Modeling introduction¶

When training ML/DL models, finding the right combination of data preprocessing/splitting, algorithms and hyper-parameters can be challenging. Even more so when the modeling process aims to be repeatable/replicable/reproducible.

To ease this process, tcbench is designed to ease the

Collection of telemetry and metadata. This includes bind the generated output to the input parameters used to create models.
Collection of artifacts such as the models created as well performance reports (e.g., loss evolution during training and testing confusion matrixes).

This is possible thanks to a tight integration with AIM with some extra ad-hoc components.

AIM tracking¶

AIM stack is an open-source self-hosted model tracking framework enabling logging of metrics related to model training.

Such telemetry can later be explored via a web interface or programmatically extracted via AIM SKD.

Why AIM?

There are many solutions for model tracking. While frameworks such as Weights & Biases or Neptune.ai are extremely rich with features, unfortunately they typically are cloud-based solutions and not necessarily open-sourced.

Alternative frameworks such as Tensorboard and MLFlow have only primitive functionalities with respect to AIM.

AIM is sitting in the middle of this spectrum: it is self-hosted (i.e., no need to push data to the cloud) and provides nice data exploration features.

AIM collects modeling metadata into repositories fully under the control of the end-user:

Repositories are not tied to specific projects and it is up to the end-user define the semantic of the repository. In other words, users can decide to track in a repository metrics related to multiple experiments of the same model (e.g., different hyper parametrization) but single repository can be used to track completely different experiments (e.g., different metrics, hyper-parameters, properties across experiments).
There is no limit on the amount of repositories can be created.
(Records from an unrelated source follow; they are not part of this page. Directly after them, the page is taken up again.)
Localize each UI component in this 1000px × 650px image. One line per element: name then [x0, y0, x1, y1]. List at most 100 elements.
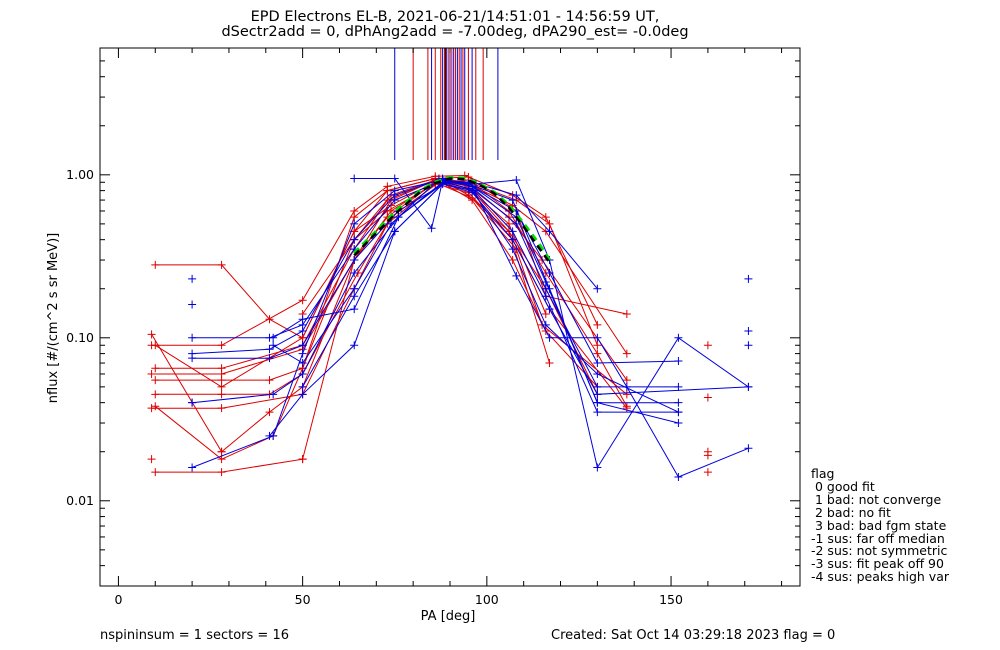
scatter-point-blue [188, 300, 197, 309]
data-point-blue [674, 382, 683, 391]
data-point-blue [350, 284, 359, 293]
data-point-red [468, 196, 477, 205]
data-point-red [147, 369, 156, 378]
legend-entry: 2 bad: no fit [811, 504, 891, 520]
data-point-red [593, 349, 602, 358]
y-tick-label: 0.01 [66, 493, 94, 508]
data-point-red [541, 213, 550, 222]
data-point-red [504, 219, 513, 228]
data-point-red [217, 390, 226, 399]
flag-legend: flag 0 good fit 1 bad: not converge 2 ba… [811, 466, 949, 584]
data-point-blue [298, 390, 307, 399]
series-line-red [151, 177, 550, 453]
y-tick-label: 1.00 [66, 167, 94, 182]
series-line-blue [302, 183, 679, 413]
scatter-point-blue [188, 274, 197, 283]
series-line-green [352, 175, 551, 261]
data-point-blue [350, 256, 359, 265]
data-point-blue [265, 345, 274, 354]
scatter-point-red [703, 451, 712, 460]
scatter-point-red [703, 468, 712, 477]
data-point-blue [593, 390, 602, 399]
data-point-blue [674, 398, 683, 407]
footer-right: Created: Sat Oct 14 03:29:18 2023 flag =… [551, 628, 836, 643]
data-point-red [151, 260, 160, 269]
legend-entry: 1 bad: not converge [811, 491, 942, 507]
scatter-point-red [147, 455, 156, 464]
series-line-black [353, 177, 551, 264]
y-axis-label: nflux [#/(cm^2 s sr MeV)] [46, 233, 61, 403]
series-line-red [151, 174, 598, 346]
data-point-blue [541, 320, 550, 329]
legend-entry: 0 good fit [811, 478, 875, 494]
data-point-blue [188, 333, 197, 342]
series-line-blue [191, 179, 679, 468]
footer-left: nspininsum = 1 sectors = 16 [100, 628, 289, 643]
data-point-blue [512, 191, 521, 200]
data-point-red [298, 296, 307, 305]
data-point-blue [350, 305, 359, 314]
x-tick-label: 0 [114, 592, 122, 607]
data-point-red [217, 341, 226, 350]
legend-entry: -3 sus: fit peak off 90 [811, 556, 944, 572]
data-series [147, 171, 753, 481]
scatter-point-blue [188, 398, 197, 407]
data-point-blue [265, 431, 274, 440]
data-point-blue [512, 271, 521, 280]
data-point-blue [744, 382, 753, 391]
x-tick-label: 150 [659, 592, 683, 607]
legend-title: flag [811, 466, 835, 481]
data-point-red [147, 330, 156, 339]
data-point-blue [674, 333, 683, 342]
data-point-blue [512, 175, 521, 184]
data-point-red [298, 333, 307, 342]
series-line-red [155, 177, 598, 369]
data-point-blue [593, 359, 602, 368]
data-point-blue [350, 292, 359, 301]
data-point-red [387, 201, 396, 210]
data-point-red [217, 376, 226, 385]
scatter-point-blue [744, 327, 753, 336]
data-point-blue [390, 227, 399, 236]
data-point-blue [438, 179, 447, 188]
data-point-blue [269, 333, 278, 342]
legend-entry: -2 sus: not symmetric [811, 543, 948, 559]
scatter-points [147, 274, 753, 477]
series-line-blue [272, 178, 679, 424]
data-point-red [265, 315, 274, 324]
data-point-blue [508, 235, 517, 244]
data-point-blue [350, 219, 359, 228]
scatter-point-blue [744, 341, 753, 350]
data-point-blue [468, 186, 477, 195]
data-point-red [541, 309, 550, 318]
x-tick-label: 50 [295, 592, 311, 607]
scatter-point-red [703, 393, 712, 402]
y-tick-label: 0.10 [66, 330, 94, 345]
data-point-blue [593, 333, 602, 342]
data-point-blue [508, 227, 517, 236]
data-point-red [622, 402, 631, 411]
data-point-blue [593, 284, 602, 293]
data-point-blue [298, 382, 307, 391]
scatter-point-red [217, 447, 226, 456]
data-point-red [217, 382, 226, 391]
data-point-red [593, 320, 602, 329]
scatter-point-red [703, 341, 712, 350]
data-point-red [622, 349, 631, 358]
x-tick-label: 100 [475, 592, 499, 607]
data-point-blue [674, 357, 683, 366]
data-point-blue [593, 382, 602, 391]
data-point-blue [298, 315, 307, 324]
data-point-red [217, 404, 226, 413]
data-point-red [545, 359, 554, 368]
data-point-blue [298, 327, 307, 336]
data-point-red [217, 260, 226, 269]
legend-entry: 3 bad: bad fgm state [811, 517, 947, 533]
data-point-red [545, 219, 554, 228]
data-point-red [622, 376, 631, 385]
data-point-blue [674, 408, 683, 417]
data-point-blue [390, 186, 399, 195]
data-point-blue [593, 369, 602, 378]
data-point-blue [545, 227, 554, 236]
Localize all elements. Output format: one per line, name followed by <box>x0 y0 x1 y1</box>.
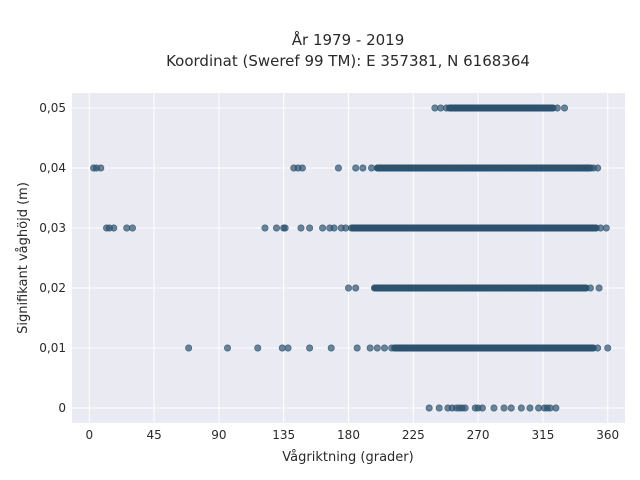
data-point <box>526 404 534 412</box>
data-point <box>381 344 389 352</box>
data-point <box>553 104 561 112</box>
data-point <box>368 164 376 172</box>
x-tick-label: 315 <box>531 428 554 442</box>
x-tick-label: 0 <box>85 428 93 442</box>
y-tick-label: 0,02 <box>39 281 66 295</box>
data-point <box>284 344 292 352</box>
data-point <box>297 224 305 232</box>
x-tick-label: 90 <box>211 428 226 442</box>
data-point <box>306 224 314 232</box>
y-tick-label: 0,04 <box>39 161 66 175</box>
data-point <box>327 344 335 352</box>
data-point <box>604 344 612 352</box>
data-point <box>425 404 433 412</box>
y-axis-label: Signifikant våghöjd (m) <box>16 182 31 334</box>
data-point <box>352 284 360 292</box>
data-point <box>342 224 350 232</box>
data-point <box>128 224 136 232</box>
y-tick-labels: 0 0,01 0,02 0,03 0,04 0,05 <box>39 101 66 415</box>
y-tick-label: 0,01 <box>39 341 66 355</box>
data-point <box>517 404 525 412</box>
data-point <box>353 344 361 352</box>
data-point <box>561 104 569 112</box>
x-tick-label: 270 <box>467 428 490 442</box>
x-tick-label: 135 <box>272 428 295 442</box>
data-point <box>431 104 439 112</box>
x-tick-label: 45 <box>146 428 161 442</box>
x-tick-label: 225 <box>402 428 425 442</box>
data-point <box>478 404 486 412</box>
data-point <box>334 164 342 172</box>
data-point <box>254 344 262 352</box>
data-point <box>352 164 360 172</box>
data-point <box>594 164 602 172</box>
data-point <box>490 404 498 412</box>
data-point <box>461 404 469 412</box>
data-point <box>500 404 508 412</box>
data-point <box>97 164 105 172</box>
data-point <box>110 224 118 232</box>
data-point <box>185 344 193 352</box>
data-point <box>359 164 367 172</box>
data-point <box>261 224 269 232</box>
data-point <box>344 284 352 292</box>
data-points <box>90 104 612 412</box>
data-point <box>507 404 515 412</box>
data-point <box>597 224 605 232</box>
data-point <box>330 224 338 232</box>
chart-title-line-1: År 1979 - 2019 <box>292 30 405 49</box>
chart-title-line-2: Koordinat (Sweref 99 TM): E 357381, N 61… <box>166 52 530 70</box>
data-point <box>435 404 443 412</box>
y-tick-label: 0,05 <box>39 101 66 115</box>
data-point <box>595 284 603 292</box>
data-point <box>319 224 327 232</box>
data-point <box>306 344 314 352</box>
data-point <box>278 344 286 352</box>
data-point <box>594 344 602 352</box>
data-point <box>437 104 445 112</box>
data-point <box>535 404 543 412</box>
x-axis-label: Vågriktning (grader) <box>282 450 413 465</box>
y-tick-label: 0,03 <box>39 221 66 235</box>
data-point <box>298 164 306 172</box>
x-tick-label: 360 <box>596 428 619 442</box>
data-point <box>123 224 131 232</box>
data-point <box>272 224 280 232</box>
x-tick-label: 180 <box>337 428 360 442</box>
data-point <box>281 224 289 232</box>
data-point <box>602 224 610 232</box>
data-point <box>552 404 560 412</box>
data-point <box>366 344 374 352</box>
data-point <box>586 284 594 292</box>
data-point <box>373 344 381 352</box>
data-point <box>546 404 554 412</box>
y-tick-label: 0 <box>58 401 66 415</box>
data-point <box>224 344 232 352</box>
x-tick-labels: 0 45 90 135 180 225 270 315 360 <box>85 428 619 442</box>
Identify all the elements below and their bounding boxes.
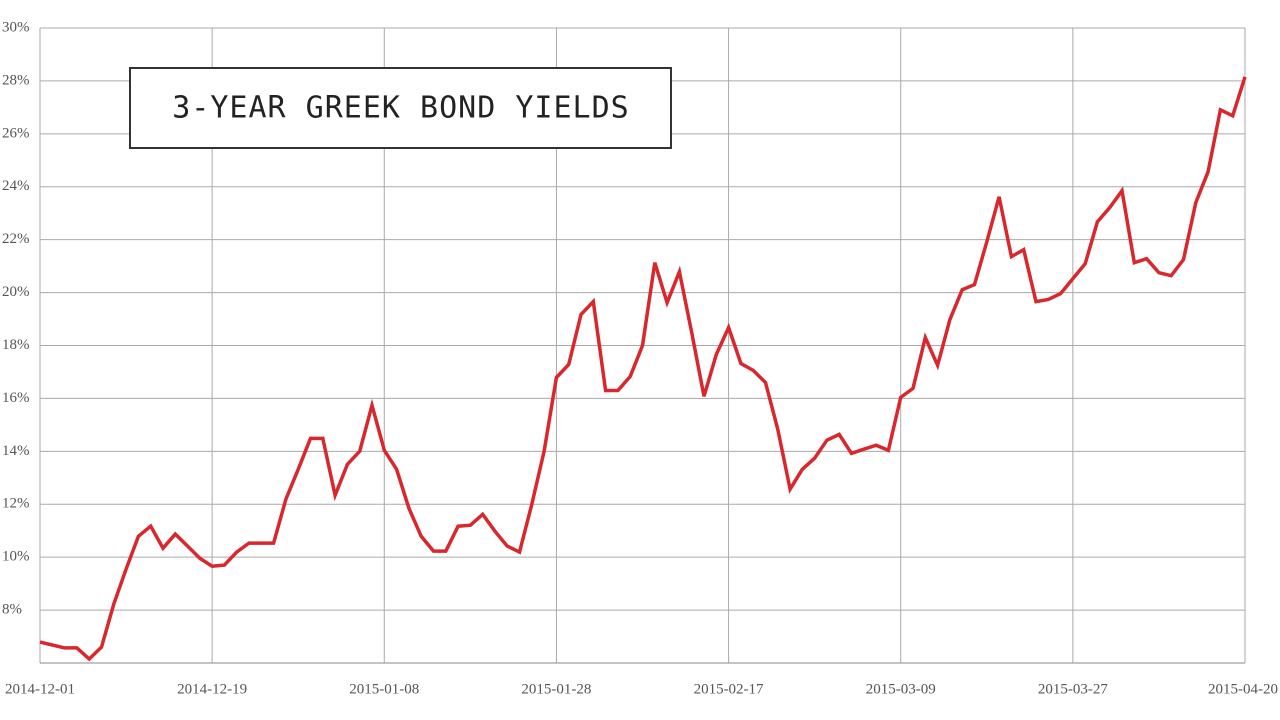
x-tick-label: 2015-01-08	[349, 681, 419, 697]
x-tick-label: 2015-02-17	[694, 681, 764, 697]
chart-title: 3-YEAR GREEK BOND YIELDS	[172, 91, 629, 126]
x-tick-label: 2015-03-09	[866, 681, 936, 697]
y-tick-label: 12%	[2, 496, 30, 512]
x-tick-label: 2015-03-27	[1038, 681, 1108, 697]
plot	[39, 76, 1247, 662]
x-tick-label: 2014-12-19	[177, 681, 247, 697]
title-box	[129, 67, 672, 149]
data-line	[39, 76, 1247, 662]
y-tick-label: 22%	[2, 231, 30, 247]
y-tick-label: 24%	[2, 178, 30, 194]
y-tick-label: 30%	[2, 19, 30, 35]
y-tick-label: 28%	[2, 72, 30, 88]
x-tick-label: 2015-01-28	[521, 681, 591, 697]
y-tick-label: 10%	[2, 549, 30, 565]
y-tick-label: 16%	[2, 390, 30, 406]
y-tick-label: 14%	[2, 443, 30, 459]
y-tick-label: 8%	[2, 602, 22, 618]
x-tick-label: 2015-04-20	[1208, 681, 1278, 697]
y-tick-label: 18%	[2, 337, 30, 353]
y-tick-label: 20%	[2, 284, 30, 300]
y-tick-label: 26%	[2, 125, 30, 141]
x-tick-label: 2014-12-01	[5, 681, 75, 697]
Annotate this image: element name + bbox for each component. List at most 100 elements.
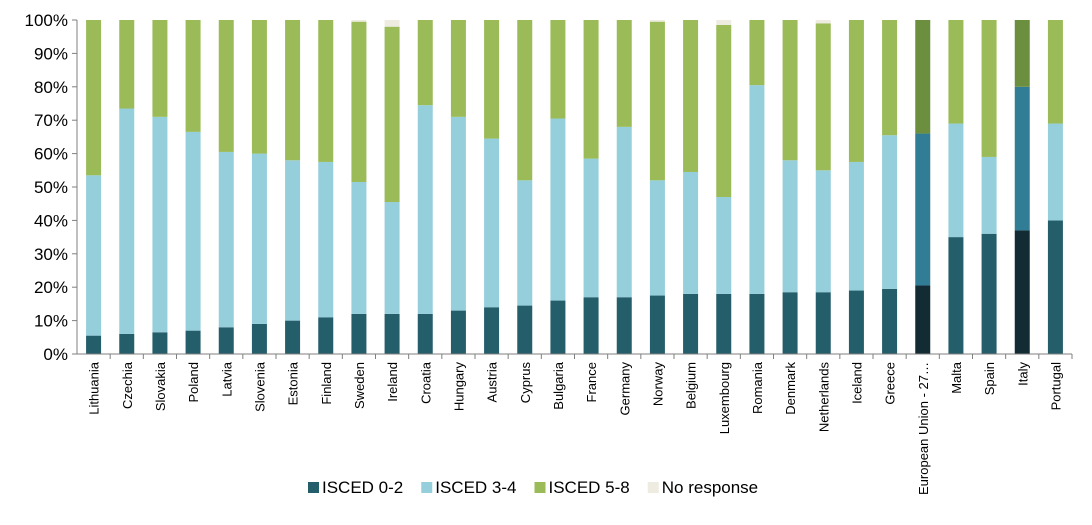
bar-segment bbox=[351, 313, 367, 354]
bar-segment bbox=[185, 20, 201, 132]
bar-segment bbox=[517, 20, 533, 181]
y-tick-label: 10% bbox=[34, 312, 68, 331]
x-tick-label: Slovakia bbox=[153, 361, 168, 411]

All repository are local to end-users infrastructure so the only limitation is the end-users storage.

AIM repositories are collection of "runs", each representing a different modeling experiment and identifies by a unique ID automatically generated by the framework.

Runs and campaigns¶

tcbench tracks in an AIM repository two types of tasks, namely runs and campaigns:

A run has a 1:1 matching with the run defined by AIM, i.e., it corresponds to the training of an individual ML/DL model and is "minimal experiment object" used by AIM, i.e., any tracked metadata need to be associated to an AIM run.

A run is associated to both individual values (e.g., best validation loss observed or the final accuracy score) as well as series (e.g., loss value for each epoch).

Morever, tracked metrics are associated to a context expressing if they are generate using train, validation or test set.

A campaign corresponds to a collection of runs.

Runs -vs- Collections

Runs are the fundamental building block for collecting modeling results. But they are also the fundamental unit when developing/debugging modeling tasks.

Conversely, campaigns are intended for grouping semantically similar runs and store them into a single repository. Hence, different campaigns are stored into different repositories.